Khieu Samphan, pictured in June 23, 2017, was given a life sentence in 2018 for genocide against ethnic-minority Vietnamese by the Extraordinary Chambers in the Courts of Cambodia (ECCC) . ©AFP

Phnom Penh (AFP) - Cambodia's UN-backed court for the Khmer Rouge will give its final verdict on Thursday, ending 16 years of work with a ruling on the last surviving regime leader's appeal against his conviction for genocide.

The tribunal, formally known as the Extraordinary Chambers in the Courts of Cambodia (ECCC), will begin giving its judgment on 91-year-old former head of state Khieu Samphan at 9:30 am (0230 GMT).

It will be the last verdict issued by the tribunal, which has cost more than $330 million and prosecuted only five Khmer Rouge leaders, two of whom died during proceedings.

The hybrid court, with both Cambodian and international judges, was set up to try the senior leaders of the genocidal ultra-communist regime, which wiped out some two million people through starvation, torture, forced labour and mass executions during its 1975-79 rule.

Regime chief Pol Pot, known as "Brother Number One", never faced justice, dying in 1998 before the court was set up. 

Tribunal spokesman Neth Pheaktra told AFP that Thursday's verdict was "a new milestone for the ECCC in its mission to bring truth and justice to Khmer Rouge victims, those who died and survivors".

"It is a historic day for the Cambodian people and humanity as whole, and for international criminal justice," he added.

It is the third appeal to be heard by the tribunal.The other two were unsuccessful. 

Life sentences

Khieu Samphan, who served as the public face of the regime to the world, was given a life sentence in 2018 for genocide against ethnic-minority Vietnamese.

Among the two million victims of the Khmer Rouge were an estimated 20,000 ethnic Vietnamese, as well as 100,000 to 500,000 Cham Muslims.

Khieu Samphan's lawyers have accused the tribunal of taking a "selective approach" to testimony and of using legal criteria that he could not have known when the alleged crimes took place more than 40 years ago.

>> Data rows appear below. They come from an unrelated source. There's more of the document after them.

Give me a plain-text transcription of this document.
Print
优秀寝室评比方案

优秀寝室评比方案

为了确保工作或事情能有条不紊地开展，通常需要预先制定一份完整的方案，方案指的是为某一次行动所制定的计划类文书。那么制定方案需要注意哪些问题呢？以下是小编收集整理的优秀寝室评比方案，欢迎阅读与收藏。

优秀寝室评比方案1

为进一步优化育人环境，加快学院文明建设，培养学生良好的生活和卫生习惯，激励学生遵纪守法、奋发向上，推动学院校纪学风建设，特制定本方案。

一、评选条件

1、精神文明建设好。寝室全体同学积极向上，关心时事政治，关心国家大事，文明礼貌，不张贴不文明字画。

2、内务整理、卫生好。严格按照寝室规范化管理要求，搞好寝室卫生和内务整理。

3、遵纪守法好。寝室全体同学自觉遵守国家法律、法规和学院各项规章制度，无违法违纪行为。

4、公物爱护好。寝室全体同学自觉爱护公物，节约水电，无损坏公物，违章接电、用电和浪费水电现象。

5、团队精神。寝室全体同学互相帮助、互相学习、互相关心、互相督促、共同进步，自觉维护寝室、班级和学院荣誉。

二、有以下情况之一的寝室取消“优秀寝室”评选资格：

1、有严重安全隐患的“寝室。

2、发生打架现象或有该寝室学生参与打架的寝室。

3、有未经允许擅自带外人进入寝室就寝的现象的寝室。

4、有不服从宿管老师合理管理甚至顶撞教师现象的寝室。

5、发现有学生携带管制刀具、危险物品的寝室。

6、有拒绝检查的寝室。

He was jailed for life alongside "Brother Number Two" Nuon Chea for genocide and other crimes, including forced marriages and rapes.

Nuon Chea died in 2019.

Both men were given life sentences by the court in 2014 for crimes against humanity in another case related to the violent forced evacuation of Phnom Penh in April 1975, when Khmer Rouge troops drove the population of the capital into rural labour camps.

The only other person convicted by the special court was Kaing Guek Eav, better known as Duch, head of the notorious S-21 torture interrogation centre where around 18,000 people were murdered.

Like Nuon Chea, Duch also died several years after being convicted.

While the court has secured few convictions, experts say it has done valuable work in promoting national reconciliation and helping Cambodians come to terms with the trauma of the Khmer Rouge years.